Gut Rumbles

January 19, 2007

Break another little bit of my heart, now darlin'

Originally published May 25, 2002

My young man has fallen out on me. He is asleep, after a grand evening of fun and games with his friends. I just left his bedroom, where I laid my hand on his chest and felt him breathe while I gazed at his handsome face and wished that I had more time with him. I don't appreciate the fact that a bloodless cunt can unilaterally decide that she prefers another man in her bed, screw him behind my back just to make sure, then take me to court and rake me over the coals, have the divorce become final while I am laying like a butchered piece of meat in a hospital bed, and walk away with everything I ever cared about in my life. But the divorce laws of Georgia are set up that way.

Women are victims of society? Bullshit! My bloodless cunt built a revolving door before she made her ultimate move. She tossed me out, moved him in, and never missed a beat in between. One week earlier, we discussed the possibility that I might have prostate cancer. I was waiting on the results of the biopsy (Siso-- you hate details? I could curl your teeth with that story) and she said, "Poof. Rob, you don't have cancer." So, she threw most of my clothes in my truck, packed my other stuff in boxes and filed divorce papers while the dope-smoking lover moved into my home. When I discovered, one week later, that I DID have cancer, she said, "oh, I'm sorry," with all the heartfelt emotion one would expect if I had said "I just lost my Bic cigarette lighter."

I'll never understand that crap if I live to be as old as my grandmother. (When the shit hit the fan, Mommie said,"I always knew she was a bitch, but I thought she was more of a lady than that." The cunt fooled the wisest woman I know.)

I thought she was my partner, my lover and my BEST FRIEND. Obviously, I was delusional. Now, eight months later, I lay my hand on my son's chest, watch him sleep and wonder how HE feels about it all. He made year-long honor roll in school. The babysitter who tends him in the afternoons says he is a wonderful, smart, well-behaved boy. He is all of that and more. He is MY SON!

And I have "visitation" every other week.

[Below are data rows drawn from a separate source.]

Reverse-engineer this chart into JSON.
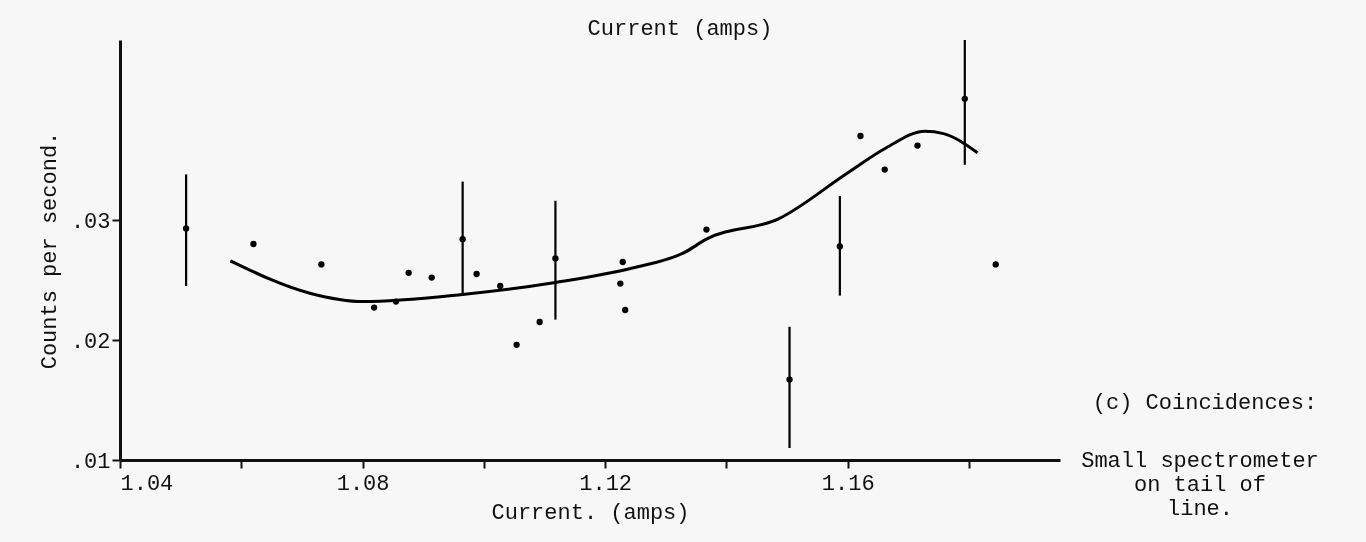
{
  "chart_data": {
    "type": "scatter",
    "xlabel": "Current. (amps)",
    "ylabel": "Counts per second.",
    "annotations": [
      "Current (amps)",
      "(c) Coincidences:",
      "Small spectrometer\non tail of\nline."
    ],
    "xlim": [
      1.04,
      1.195
    ],
    "ylim": [
      0.01,
      0.045
    ],
    "xticks": [
      1.04,
      {
        "value": 1.06,
        "label": null
      },
      1.08,
      {
        "value": 1.1,
        "label": null
      },
      1.12,
      {
        "value": 1.14,
        "label": null
      },
      1.16,
      {
        "value": 1.18,
        "label": null
      }
    ],
    "yticks": [
      {
        "value": 0.01,
        "label": ".01"
      },
      {
        "value": 0.02,
        "label": ".02"
      },
      {
        "value": 0.03,
        "label": ".03"
      }
    ],
    "grid": false,
    "series": [
      {
        "marker": "circle",
        "color": "#000000",
        "x": [
          1.0509,
          1.062,
          1.0732,
          1.0819,
          1.0855,
          1.0876,
          1.0914,
          1.0965,
          1.0988,
          1.1027,
          1.1054,
          1.1092,
          1.1118,
          1.1229,
          1.1225,
          1.1233,
          1.1367,
          1.1504,
          1.1587,
          1.1621,
          1.1661,
          1.1715,
          1.1793,
          1.1844
        ],
        "values": [
          0.0293,
          0.028,
          0.0263,
          0.0227,
          0.0232,
          0.0256,
          0.0252,
          0.0284,
          0.0255,
          0.0245,
          0.0196,
          0.0215,
          0.0268,
          0.0265,
          0.0247,
          0.0225,
          0.0292,
          0.0167,
          0.0278,
          0.037,
          0.0342,
          0.0362,
          0.0401,
          0.0263
        ],
        "errors": [
          [
            0.0245,
            0.0338
          ],
          null,
          null,
          null,
          null,
          null,
          null,
          [
            0.0239,
            0.0332
          ],
          null,
          null,
          null,
          null,
          [
            0.0217,
            0.0316
          ],
          null,
          null,
          null,
          null,
          [
            0.011,
            0.0211
          ],
          [
            0.0237,
            0.032
          ],
          null,
          null,
          null,
          [
            0.0346,
            0.045
          ],
          null
        ]
      },
      {
        "type": "line",
        "color": "#000000",
        "x": [
          1.0582,
          1.0713,
          1.0801,
          1.0965,
          1.1118,
          1.1245,
          1.1331,
          1.1367,
          1.1486,
          1.1599,
          1.1663,
          1.1727,
          1.1758,
          1.1814
        ],
        "values": [
          0.0266,
          0.0239,
          0.0232,
          0.0238,
          0.0248,
          0.026,
          0.0273,
          0.0284,
          0.0301,
          0.0339,
          0.036,
          0.0374,
          0.0372,
          0.0356
        ]
      }
    ]
  }
}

That unemployed, dope-smoking, hepatitus-C positive (I am NOT making that up) bastard my ex-cunt chose for fresh dick spends more time with my son than I do, and I am not one bit happy about that. If the cunt was going to take a lover, I wish she had aimed a little higher than she did. She is a member of the "Executive Management Team" at work, and she probably will rise higher in the ranks. Still, I would much rather my son grow up to be like ME rather than her, and I certainly hope he turns out better than HIM. I hope my son develops a small streak of integrity, which he will not find in his current environment.

Yeah, HEATHER [Ed. link goes to her May 2002 archives.] I give too many details sometimes. But it's MY blog, MY life and I can screw both up all I want to.